Friday 13 Jan 2012
KING’S CROSS PUBLIC SQUARE PLANS GIVEN THE GO-AHEAD
Plans to create a new public space in front of King’s Cross, which will form the final part of the redevelopment of the station, have been given the go-ahead by Camden council.
The design, by architects Stanton Williams, will reveal the Victorian Grade I listed station façade for the first time in 150 years. In place of the current 1970s concourse extension will be a 7,000m2 open space which will be 50% bigger than Leicester Square. The square will feature a Yorkstone and granite paving pattern with a new outdoor seating. An area suitable for large-scale art installations has also been identified.
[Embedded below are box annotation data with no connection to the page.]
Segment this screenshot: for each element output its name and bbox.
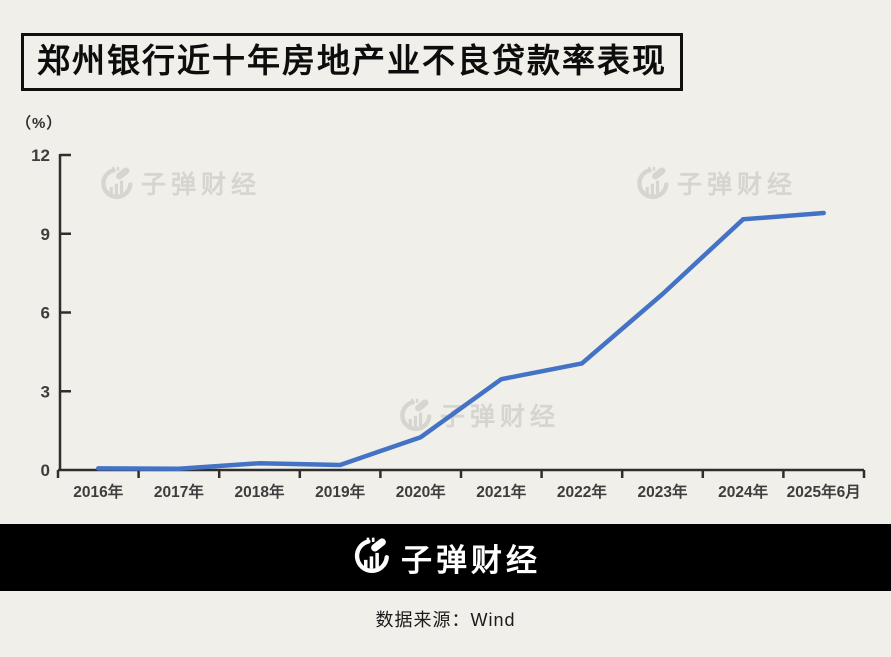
bullet-finance-logo-icon bbox=[97, 163, 135, 203]
data-source-text: 数据来源：Wind bbox=[375, 610, 516, 630]
y-axis-tick-label: 0 bbox=[41, 461, 50, 480]
x-axis-label: 2021年 bbox=[476, 482, 526, 501]
page-title: 郑州银行近十年房地产业不良贷款率表现 bbox=[37, 42, 667, 79]
x-axis-label: 2023年 bbox=[638, 482, 688, 501]
x-axis-label: 2018年 bbox=[235, 482, 285, 501]
npl-rate-line-chart: 0 3 6 9 12 2016年 2017年 2018年 2019年 2020年 2021年 2022… bbox=[31, 146, 866, 501]
watermark-top-right: 子弹财经 bbox=[633, 163, 797, 203]
bullet-finance-logo-icon bbox=[350, 533, 392, 583]
npl-rate-line bbox=[96, 210, 826, 471]
footer-brand-bar: 子弹财经 bbox=[0, 524, 891, 591]
y-axis-tick-label: 9 bbox=[41, 225, 50, 244]
x-axis-label: 2020年 bbox=[396, 482, 446, 501]
footer-brand-text: 子弹财经 bbox=[401, 543, 541, 578]
bullet-finance-logo-icon bbox=[396, 395, 434, 435]
watermark-text: 子弹财经 bbox=[141, 171, 262, 199]
watermark-top-left: 子弹财经 bbox=[97, 163, 261, 203]
x-axis-label: 2019年 bbox=[315, 482, 365, 501]
watermark-text: 子弹财经 bbox=[677, 171, 798, 199]
x-axis-label: 2017年 bbox=[154, 482, 204, 501]
x-axis-label: 2022年 bbox=[557, 482, 607, 501]
x-axis-label: 2024年 bbox=[718, 482, 768, 501]
y-axis-tick-label: 6 bbox=[41, 304, 50, 323]
y-axis-tick-label: 12 bbox=[31, 146, 50, 165]
bullet-finance-logo-icon bbox=[633, 163, 671, 203]
y-axis-unit-label: （%） bbox=[16, 115, 63, 132]
y-axis-tick-label: 3 bbox=[41, 382, 50, 401]
chart-title-box: 郑州银行近十年房地产业不良贷款率表现 bbox=[21, 33, 683, 91]
x-axis-label: 2025年6月 bbox=[787, 482, 861, 501]
x-axis-label: 2016年 bbox=[73, 482, 123, 501]
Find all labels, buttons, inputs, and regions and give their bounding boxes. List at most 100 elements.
Following community consultation we overcame a number of constraints to increase the number of trees which will be planted.
Ian Fry, Network Rail’s programme director at King’s Cross said: “The station is at the heart of the regeneration of the King’s Cross area and it is great news for passengers, businesses and the community that the plans have been approved to create a new, public open space as part of it.
“The new public square and unveiled Grade I listed Lewis Cubbitt station façade will be the ideal complement to the new concourse, which opens in the spring, and together will help transform King’s Cross station into a world-class public transport hub.
“We are grateful for the ongoing support we’ve received throughout the station redevelopment and will continue to work closely with our partners, the local authority and community to deliver the remaining work with the least possible disruption.”
The decision to grant planning permission for the new space in front of King’s Cross station marks the end of a four-year design programme, which involved more than 4,500 people being consulted on the plans. When completed, it is estimated that the square will be used by 140,000 people every day.
Although on the face of it the creation of an open public square would appear a simple task, there are a number of complex engineering challenges owing to its location. The square will sit directly above the London Underground ticket hall which limits the features which can be incorporated into the design. The site also sits above tunnels carrying the River Fleet – London’s largest subterranean river – as well as other utilities and tube lines.
Alan Stanton of Stanton Williams said “Our design for the new Kings Cross Square will provide a new public space as a focal point at the heart of the wider Kings Cross development. The scheme takes into account all the complexities of the site, from its function as an arrivals area for the station, to the structures of the London Underground system. We welcome the planning consent so that the project can move forward.”
Notes to editors
About the King’s Cross redevelopment
- In 2007, construction work started to transform King’s Cross station into a world-class transport hub, with better connections to St Pancras International and London Underground, increased capacity for additional trains and improved facilities
- The centre-piece of the redevelopment is a striking new concourse on the west side of the station which will include a larger ticket office, a new shopping experience, waiting areas, a wider range of food and drink outlets and more modern facilities. The new concourse will be completed in March
- Following the London 2012 Olympic and Paralympic Games, work will start to create a new piazza in front of the station. To make way for this new public space – which will be larger than Leicester Square – the current concourse will be demolished revealing for the first time in decades the Grade I listed Victorian façade which has been fully restored to its former glory
- The station’s rebirth, commissioned, overseen and led by Network Rail, designed by architect John McAslan + Partners and Arup, and delivered by a host of supporting contractors and subcontractors, is a major milestone in Network Rail’s plan for improving transport across London
About Stanton Williams
Stanton Williams is an award winning international architectural practice based in London. The firm has developed its portfolio from an initial focus on museums and galleries towards a wide variety of projects, including Tower Hill, Millennium Seedbank and the new University of the Arts London campus for Central Saint Martins at King’s Cross.
For further information about Stanton Williams please contact: Meike Stockmann, Marketing & Communications Manager, T: 020 7880 6453, E: email@example.com
About Network Rail
We own, operate and develop Britain's railway infrastructure; that's 20,000 miles of track, 30,000 bridges, tunnels and viaducts and the thousands of signals, level crossings and stations. We run 20 of the UK's largest stations while all the others, over 2,500, are run by the country's train operating companies.
Every day, there are more than 4.8 million journeys made in the UK and over 600 freight trains run on the network. People depend on Britain's railway for their daily commute, to visit friends and loved ones and to get them home safe every day. Our role is to deliver a safe and reliable railway, so we carefully manage and deliver thousands of projects every year that form part of the multi-billion pound Railway Upgrade Plan, to grow and expand the nation's railway network to respond to the tremendous growth and demand the railway has experienced - a doubling of passenger journeys over the past 20 years.